15. Private Equity changes everything

You will scale, find your success, build a great org, and then, drum roll, people in Patagonia vests with fancy titles will start calling you, offering blue sky, telling you how great you are, and taking you to sporting events in private jets.

Everything I described in point 4 will seem to happen all over again, except private jet flights will feel special.

They will present PowerPoints of all possible ways to engineer a successful exit.

And at the end, it’s your call.

Only you, depending on how the legal docs are structured, can decide whether to sell or not.

More importantly, it’s who you sell to.

That’s where I hope you will feel responsibility to the industry to find the right partner who can carry it forward if or when you decide to sell. 


16 Bonus Point: Keep a good circle of friends

You will make good professional relationships and work closely with amazing employees, but don’t look for these people to replace your circle of friends.

Your friends, your core group, be intentional. Call them. Share what you are going through. Let them judge you and poke fun at you. This is the place where you don’t have to carry a serious face or be someone.

Be yourself.

FAQ

1. What is the biggest challenge in growing a dental group?

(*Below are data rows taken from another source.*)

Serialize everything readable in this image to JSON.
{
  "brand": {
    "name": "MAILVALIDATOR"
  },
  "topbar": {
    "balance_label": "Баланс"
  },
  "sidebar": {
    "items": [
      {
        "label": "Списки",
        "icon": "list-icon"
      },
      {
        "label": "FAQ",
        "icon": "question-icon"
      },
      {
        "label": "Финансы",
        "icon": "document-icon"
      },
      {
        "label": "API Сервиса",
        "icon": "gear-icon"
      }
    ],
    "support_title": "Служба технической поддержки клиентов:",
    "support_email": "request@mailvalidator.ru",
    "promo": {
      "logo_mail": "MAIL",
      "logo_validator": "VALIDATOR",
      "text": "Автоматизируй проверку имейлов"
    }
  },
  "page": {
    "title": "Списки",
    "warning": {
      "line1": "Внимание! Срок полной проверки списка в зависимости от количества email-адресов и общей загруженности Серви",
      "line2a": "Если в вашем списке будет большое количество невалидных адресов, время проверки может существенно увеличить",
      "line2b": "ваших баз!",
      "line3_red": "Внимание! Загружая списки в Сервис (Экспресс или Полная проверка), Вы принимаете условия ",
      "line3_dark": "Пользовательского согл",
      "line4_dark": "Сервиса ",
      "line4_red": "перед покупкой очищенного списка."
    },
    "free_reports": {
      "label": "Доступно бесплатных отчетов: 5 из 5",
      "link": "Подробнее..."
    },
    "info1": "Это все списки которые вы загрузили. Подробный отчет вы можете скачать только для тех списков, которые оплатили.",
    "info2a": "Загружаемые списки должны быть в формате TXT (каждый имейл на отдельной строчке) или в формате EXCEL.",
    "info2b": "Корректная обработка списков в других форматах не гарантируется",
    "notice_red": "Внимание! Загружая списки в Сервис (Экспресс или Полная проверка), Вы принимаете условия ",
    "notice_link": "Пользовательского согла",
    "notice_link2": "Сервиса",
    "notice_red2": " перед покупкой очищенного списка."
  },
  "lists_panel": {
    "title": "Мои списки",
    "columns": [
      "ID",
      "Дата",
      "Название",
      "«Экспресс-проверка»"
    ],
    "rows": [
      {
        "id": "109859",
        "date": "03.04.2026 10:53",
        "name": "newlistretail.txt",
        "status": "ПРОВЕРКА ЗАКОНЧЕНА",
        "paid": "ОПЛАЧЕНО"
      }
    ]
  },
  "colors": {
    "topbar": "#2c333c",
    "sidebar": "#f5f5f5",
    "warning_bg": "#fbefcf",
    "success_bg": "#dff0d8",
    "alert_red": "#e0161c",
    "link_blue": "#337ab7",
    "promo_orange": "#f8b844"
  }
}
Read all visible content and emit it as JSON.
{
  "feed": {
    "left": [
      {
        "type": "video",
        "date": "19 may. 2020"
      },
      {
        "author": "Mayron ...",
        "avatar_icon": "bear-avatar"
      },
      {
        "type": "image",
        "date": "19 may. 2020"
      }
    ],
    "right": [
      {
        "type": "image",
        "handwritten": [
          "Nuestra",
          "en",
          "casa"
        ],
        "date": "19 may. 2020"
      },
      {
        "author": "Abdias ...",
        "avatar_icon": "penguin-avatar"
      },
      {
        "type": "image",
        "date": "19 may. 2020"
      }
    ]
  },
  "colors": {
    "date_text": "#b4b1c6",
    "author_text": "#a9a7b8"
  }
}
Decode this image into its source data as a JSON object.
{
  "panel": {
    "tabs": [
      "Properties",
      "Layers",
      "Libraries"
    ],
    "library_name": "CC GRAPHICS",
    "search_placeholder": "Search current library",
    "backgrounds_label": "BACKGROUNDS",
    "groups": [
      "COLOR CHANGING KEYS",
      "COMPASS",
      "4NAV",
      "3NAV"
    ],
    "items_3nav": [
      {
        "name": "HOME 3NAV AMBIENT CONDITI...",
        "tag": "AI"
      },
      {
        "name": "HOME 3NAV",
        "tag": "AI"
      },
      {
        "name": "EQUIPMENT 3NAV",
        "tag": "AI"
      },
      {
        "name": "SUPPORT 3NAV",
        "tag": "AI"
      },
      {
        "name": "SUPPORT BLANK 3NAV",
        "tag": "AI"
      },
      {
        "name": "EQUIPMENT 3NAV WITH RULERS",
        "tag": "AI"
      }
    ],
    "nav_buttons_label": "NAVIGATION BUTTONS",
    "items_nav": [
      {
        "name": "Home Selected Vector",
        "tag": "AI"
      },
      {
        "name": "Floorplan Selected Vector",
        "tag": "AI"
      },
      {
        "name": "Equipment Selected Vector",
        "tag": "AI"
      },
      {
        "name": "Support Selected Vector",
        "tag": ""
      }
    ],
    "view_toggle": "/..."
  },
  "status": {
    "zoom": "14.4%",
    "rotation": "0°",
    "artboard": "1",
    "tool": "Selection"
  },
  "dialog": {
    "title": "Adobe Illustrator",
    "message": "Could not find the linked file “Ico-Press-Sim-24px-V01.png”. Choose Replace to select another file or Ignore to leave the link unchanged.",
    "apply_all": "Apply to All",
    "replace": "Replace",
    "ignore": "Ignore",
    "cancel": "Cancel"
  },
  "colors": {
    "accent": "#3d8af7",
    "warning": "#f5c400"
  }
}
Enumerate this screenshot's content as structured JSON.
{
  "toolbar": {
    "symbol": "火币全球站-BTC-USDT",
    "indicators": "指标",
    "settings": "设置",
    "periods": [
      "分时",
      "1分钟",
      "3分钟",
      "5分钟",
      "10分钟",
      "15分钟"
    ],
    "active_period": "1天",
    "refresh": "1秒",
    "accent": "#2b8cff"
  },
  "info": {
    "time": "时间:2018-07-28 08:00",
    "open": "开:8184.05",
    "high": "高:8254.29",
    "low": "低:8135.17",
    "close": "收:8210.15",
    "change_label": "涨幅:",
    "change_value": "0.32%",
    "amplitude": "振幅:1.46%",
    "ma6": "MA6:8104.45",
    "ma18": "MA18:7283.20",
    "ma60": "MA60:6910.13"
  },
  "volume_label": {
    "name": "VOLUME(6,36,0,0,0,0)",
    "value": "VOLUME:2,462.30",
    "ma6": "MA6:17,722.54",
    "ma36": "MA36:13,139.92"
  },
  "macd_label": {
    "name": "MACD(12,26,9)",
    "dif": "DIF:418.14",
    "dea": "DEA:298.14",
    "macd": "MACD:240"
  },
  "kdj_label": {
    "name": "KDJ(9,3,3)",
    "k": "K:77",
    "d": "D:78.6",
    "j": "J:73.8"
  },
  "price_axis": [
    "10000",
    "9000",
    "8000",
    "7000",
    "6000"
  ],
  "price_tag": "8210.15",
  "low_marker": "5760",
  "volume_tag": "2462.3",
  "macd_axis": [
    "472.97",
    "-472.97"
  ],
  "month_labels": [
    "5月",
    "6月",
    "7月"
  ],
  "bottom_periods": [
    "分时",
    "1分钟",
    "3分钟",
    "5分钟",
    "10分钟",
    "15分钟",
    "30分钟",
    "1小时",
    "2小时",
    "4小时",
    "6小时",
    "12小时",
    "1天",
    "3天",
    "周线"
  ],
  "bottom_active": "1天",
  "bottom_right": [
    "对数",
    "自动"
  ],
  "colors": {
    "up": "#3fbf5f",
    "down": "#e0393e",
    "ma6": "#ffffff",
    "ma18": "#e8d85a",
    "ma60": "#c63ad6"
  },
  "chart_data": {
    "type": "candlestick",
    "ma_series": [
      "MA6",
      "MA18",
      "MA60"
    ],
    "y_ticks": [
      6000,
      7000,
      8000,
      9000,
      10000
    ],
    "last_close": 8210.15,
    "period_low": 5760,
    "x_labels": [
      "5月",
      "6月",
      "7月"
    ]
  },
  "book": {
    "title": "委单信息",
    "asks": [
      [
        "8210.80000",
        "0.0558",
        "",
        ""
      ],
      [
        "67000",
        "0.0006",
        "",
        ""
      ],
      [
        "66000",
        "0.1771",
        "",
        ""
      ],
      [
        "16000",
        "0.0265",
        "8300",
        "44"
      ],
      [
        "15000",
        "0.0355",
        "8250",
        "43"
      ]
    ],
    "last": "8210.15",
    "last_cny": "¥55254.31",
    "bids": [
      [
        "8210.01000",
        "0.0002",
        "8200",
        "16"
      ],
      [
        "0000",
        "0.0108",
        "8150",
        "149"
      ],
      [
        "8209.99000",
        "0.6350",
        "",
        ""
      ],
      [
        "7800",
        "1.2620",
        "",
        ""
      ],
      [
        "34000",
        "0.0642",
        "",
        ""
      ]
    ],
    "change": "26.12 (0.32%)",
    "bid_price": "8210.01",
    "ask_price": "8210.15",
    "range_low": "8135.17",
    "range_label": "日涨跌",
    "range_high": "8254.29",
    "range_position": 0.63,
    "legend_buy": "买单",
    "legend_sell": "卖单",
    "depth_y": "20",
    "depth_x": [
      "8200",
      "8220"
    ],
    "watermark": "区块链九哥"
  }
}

The biggest challenge is not expansion itself, but becoming the kind of leader who can manage people, systems, pressure, and culture at scale.

2. When should a dental practice start building systems?

As early as possible. Even a simple one-page SOP or documented decision is already a system.

3. What should a growing dental group avoid outsourcing?

Avoid outsourcing areas that could become a core competitive advantage, such as hiring, patient communication, or call handling.

4. Is profit the main goal of scaling?

Profit is not the mission, but it keeps the mission alive. A dental group needs profit to support its team, improve operations, and grow sustainably.

5. What should owners consider before selling to private equity?

They should think beyond the deal itself and carefully consider who they are selling to, because that decision affects the team, patients, and long-term legacy.